The reason I am bullish on automobile sector is because India has a big catch up to play in automobile.
Vehicles per capita(ie per 1000 inhabitants):
USA = 809
Brazil = 249
China = 128
Indonesia = 69
India = 18
And Force Motors has presence in both commercial and passenger vehicle.
Force Motors has presence in the commercial passenger vehicle and not personal passenger vehicle. It exited the personal passenger vehicle this year (the Force One SUV).
ROE has improved significantly for FY16 (12.1%) compared to 7.8% in FY15, its more than 50% jump. In general ROE appears poor due to huge jump in reserves due to an exceptional item. I feel the company should have distributed some amount as dividend, that would have improved their ROE. Anyways if company continues performing ROE will improved, it has reached double digits in FY16.
for march 2016 EPS stands at 135 , 50% above the EPS of 2015. The current PE stands at 23. Just want to know why the market is assigning so less PE compared to growth .will this gap converge ? ROE of around 12 is less ,is that the reason , seniors please enlighten
Discl: Invested from lower levels
I believe the low valuation of Force Motors wrt to its peers is because of the following reasons:
Low operating profit margin (in the range of 10%)
Low RoE (because of the huge reserves and surplus in FML’s books)
Unresponsive nature of the company to investor and customer queries (I have mailed them a couple of times regarding a query but there was no response. Also I have read reviews about Force Gurkha at TeamBHP, where they have highlighted the lack of response from management regarding service and product delivery)
Perusing the latest Annual Report, I see that the management seems to have purchased another aircraft in addition to its existing one. See screenshot below:
Three years ago, the company had purchased another aircraft for approximately 144 crore, which also caused a lot of investor heartburn. Wonder what necessitates the management to purchase a second aircraft? What urgent travel requirements do they have that is not satisfied by having one existing personal aircraft at their beck and call. These are the kind of reasons why Force Motors doesn’t see much interest from institutions and the larger public. I am invested though, so relevant disclosure there.
This is a red flag. Investing in white elephants (expensive to maintain and depreciating assets with no value add) does not reflect well on MQ. I guess some backdoor financial transactions here for purposes other than increasing shareholder value. Better players in the market…
There may not be backdoor financial transactions, I think the management just likes the good life.
Apart from that, it is possible that while this purchase is extravagance personified, they rationalize the cost by chartering out the planes to third parties. There is a line item in the “other income” head that may account for these kind of activities:
It seems they have been doing this for a while; this is a registration of aircraft from 2006: http://dgca.nic.in/caris/reg-Jan06.PDF
Being > 15% of fixed assets doesn’t seem like great use of capital.

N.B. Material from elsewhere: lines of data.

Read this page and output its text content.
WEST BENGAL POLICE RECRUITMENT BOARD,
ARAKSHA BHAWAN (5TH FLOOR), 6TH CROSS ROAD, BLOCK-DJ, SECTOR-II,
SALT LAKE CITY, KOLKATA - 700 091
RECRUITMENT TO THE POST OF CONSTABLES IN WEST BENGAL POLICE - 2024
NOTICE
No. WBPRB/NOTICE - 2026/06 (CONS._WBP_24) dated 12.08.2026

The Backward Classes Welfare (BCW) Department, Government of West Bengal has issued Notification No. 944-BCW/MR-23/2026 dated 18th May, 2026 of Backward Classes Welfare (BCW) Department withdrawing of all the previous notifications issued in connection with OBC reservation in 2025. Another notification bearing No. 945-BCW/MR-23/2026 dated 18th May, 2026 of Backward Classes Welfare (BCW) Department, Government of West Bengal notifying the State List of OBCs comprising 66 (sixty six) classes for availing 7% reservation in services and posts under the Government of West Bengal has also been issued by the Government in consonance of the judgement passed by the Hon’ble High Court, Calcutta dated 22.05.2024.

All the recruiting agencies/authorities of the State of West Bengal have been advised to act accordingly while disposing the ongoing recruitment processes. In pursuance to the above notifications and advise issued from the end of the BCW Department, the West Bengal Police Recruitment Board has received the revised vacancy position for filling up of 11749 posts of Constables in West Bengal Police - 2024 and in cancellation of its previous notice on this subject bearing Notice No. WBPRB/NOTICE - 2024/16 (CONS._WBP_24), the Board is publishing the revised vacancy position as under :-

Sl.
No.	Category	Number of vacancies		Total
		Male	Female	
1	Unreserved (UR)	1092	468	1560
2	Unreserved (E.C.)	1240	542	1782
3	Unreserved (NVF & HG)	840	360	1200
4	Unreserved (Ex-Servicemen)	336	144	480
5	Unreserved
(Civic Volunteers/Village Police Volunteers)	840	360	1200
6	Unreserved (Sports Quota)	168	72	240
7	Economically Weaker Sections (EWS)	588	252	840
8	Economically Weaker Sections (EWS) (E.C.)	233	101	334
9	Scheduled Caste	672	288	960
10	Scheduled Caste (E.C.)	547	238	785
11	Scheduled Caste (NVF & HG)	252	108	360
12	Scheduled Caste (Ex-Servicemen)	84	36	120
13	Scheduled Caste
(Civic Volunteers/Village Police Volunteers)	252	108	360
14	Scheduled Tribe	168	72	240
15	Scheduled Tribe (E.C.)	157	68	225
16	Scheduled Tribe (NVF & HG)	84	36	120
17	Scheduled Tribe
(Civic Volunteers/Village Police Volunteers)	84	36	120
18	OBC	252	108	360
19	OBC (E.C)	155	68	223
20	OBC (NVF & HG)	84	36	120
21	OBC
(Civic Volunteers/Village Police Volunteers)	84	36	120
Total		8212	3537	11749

I wrote a detailed email to the compliance officer regarding the purchase of the planes. Surprisingly, I have got a response:
Dear Shareholder,
We have gone through your mail.
In response to your query raised in the mail, we will
like to discuss with you on this. You may please share your contact
details so that we can clarify on your queries, at your
convenience.
Best Regards,
Kishore P. Shah
Company Secretary
& Compliance Officer
FORCE MOTORS LIMITED
CIN L34102PN1958PLC011172
Will be sharing the details of my conversation with the CS as and when it happens.